I just finished reading Glenn Greenwald’s book No Place to Hide: Edward Snowden, the NSA, and the U.S. Surveillance State. I really enjoyed (and was infuriated by) it. I was interested in the intrigue of the story of how Edward Snowden contacted Greenwald (and Laura Poitras) and delivered the material about the secret NSA programs of mass surveillance. But, even more than this, I appreciated Greenwald’s comments about privacy and the proper role of the press.
I wasn’t sure I would comment on it, until I saw this article about Judge Richard Posner’s comments about privacy and NSA data collection at a conference about privacy and cybercrime. From the article:
“I think privacy is actually overvalued,” Judge Richard Posner, of the U.S. Court of Appeals for the Seventh Circuit, said during a conference about privacy and cybercrime in Washington, D.C., Thursday.
“Much of what passes for the name of privacy is really just trying to conceal the disreputable parts of your conduct,” Posner added. Privacy is mainly about trying to improve your social and business opportunities by concealing the sorts of bad activities that would cause other people not to want to deal with you.”
Congress should limit the NSA’s use of the data it collects—for example, not giving information about minor crimes to law enforcement agencies—but it shouldn’t limit what information the NSA sweeps up and searches, Posner said. “If the NSA wants to vacuum all the trillions of bits of information that are crawling through the electronic worldwide networks, I think that’s fine,” he said.
In the name of national security, U.S. lawmakers should give the NSA “carte blanche,” Posner added. “Privacy interests should really have very little weight when you’re talking about national security,” he said. “The world is in an extremely turbulent state—very dangerous.”
Posner criticized mobile OS companies for enabling end-to-end encryption in their newest software. “I’m shocked at the thought that a company would be permitted to manufacture an electronic product that the government would not be able to search,” he said
“We all instinctively understand that the private realm is where we can act, think, speak, write, experiment, and choose how to be, away from the judgmental eyes of others. Privacy is a core condition of being a free person.”

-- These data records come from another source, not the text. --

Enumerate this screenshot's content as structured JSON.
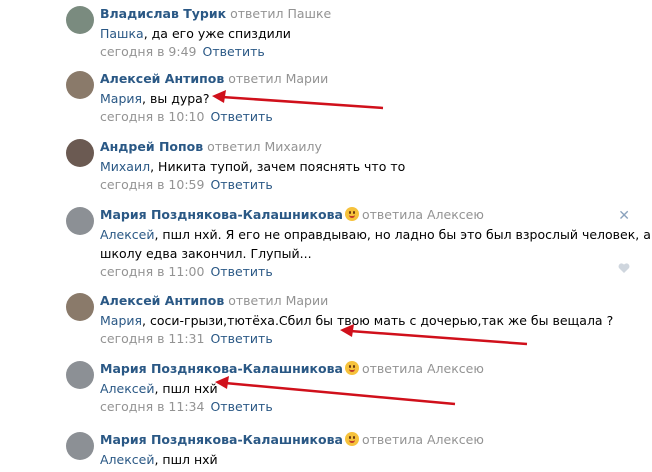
{
  "comments": [
    {
      "author": "Владислав Турик",
      "action": "ответил Пашке",
      "emoji": false,
      "mention": "Пашка",
      "text": ", да его уже спиздили",
      "text2": "",
      "time": "сегодня в 9:49",
      "reply": "Ответить",
      "avatar_color": "#7a8b7f"
    },
    {
      "author": "Алексей Антипов",
      "action": "ответил Марии",
      "emoji": false,
      "mention": "Мария",
      "text": ", вы дура?",
      "text2": "",
      "time": "сегодня в 10:10",
      "reply": "Ответить",
      "avatar_color": "#8a7a6a"
    },
    {
      "author": "Андрей Попов",
      "action": "ответил Михаилу",
      "emoji": false,
      "mention": "Михаил",
      "text": ", Никита тупой, зачем пояснять что то",
      "text2": "",
      "time": "сегодня в 10:59",
      "reply": "Ответить",
      "avatar_color": "#6b5a52"
    },
    {
      "author": "Мария Позднякова-Калашникова",
      "action": "ответила Алексею",
      "emoji": true,
      "mention": "Алексей",
      "text": ", пшл нхй. Я его не оправдываю, но ладно бы это был взрослый человек, а тут",
      "text2": "школу едва закончил. Глупый...",
      "time": "сегодня в 11:00",
      "reply": "Ответить",
      "avatar_color": "#8c9095"
    },
    {
      "author": "Алексей Антипов",
      "action": "ответил Марии",
      "emoji": false,
      "mention": "Мария",
      "text": ", соси-грызи,тютёха.Сбил бы твою мать с дочерью,так же бы вещала ?",
      "text2": "",
      "time": "сегодня в 11:31",
      "reply": "Ответить",
      "avatar_color": "#8a7a6a"
    },
    {
      "author": "Мария Позднякова-Калашникова",
      "action": "ответила Алексею",
      "emoji": true,
      "mention": "Алексей",
      "text": ", пшл нхй",
      "text2": "",
      "time": "сегодня в 11:34",
      "reply": "Ответить",
      "avatar_color": "#8c9095"
    },
    {
      "author": "Мария Позднякова-Калашникова",
      "action": "ответила Алексею",
      "emoji": true,
      "mention": "Алексей",
      "text": ", пшл нхй",
      "text2": "",
      "time": "",
      "reply": "",
      "avatar_color": "#8c9095"
    }
  ],
  "colors": {
    "link": "#2a5885",
    "muted": "#939393",
    "arrow": "#d0101b"
  },
  "icons": {
    "close": "close-icon",
    "like": "heart-icon",
    "emoji": "emoji-icon"
  }
}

This is very true, both individually and in groups. We really do need to feel like we can have privacy in order to explore ideas and activities, alone or with others, without being observed by those we don’t want to share the experiences with.
Not because we’re trying to get away with bad things, but because we’re figuring things out; and that process is often inhibited by observation.
Perhaps this isn’t true for everybody. But it’s true for me. And, I suspect it’s true for the vast majority of people.
If you don’t like to talk about “rights” to privacy, then at least consider the possibility that a world where people can have privacy and private conversations (even if this occasionally facilitates crimes) is a better one than an alternative world where they can’t.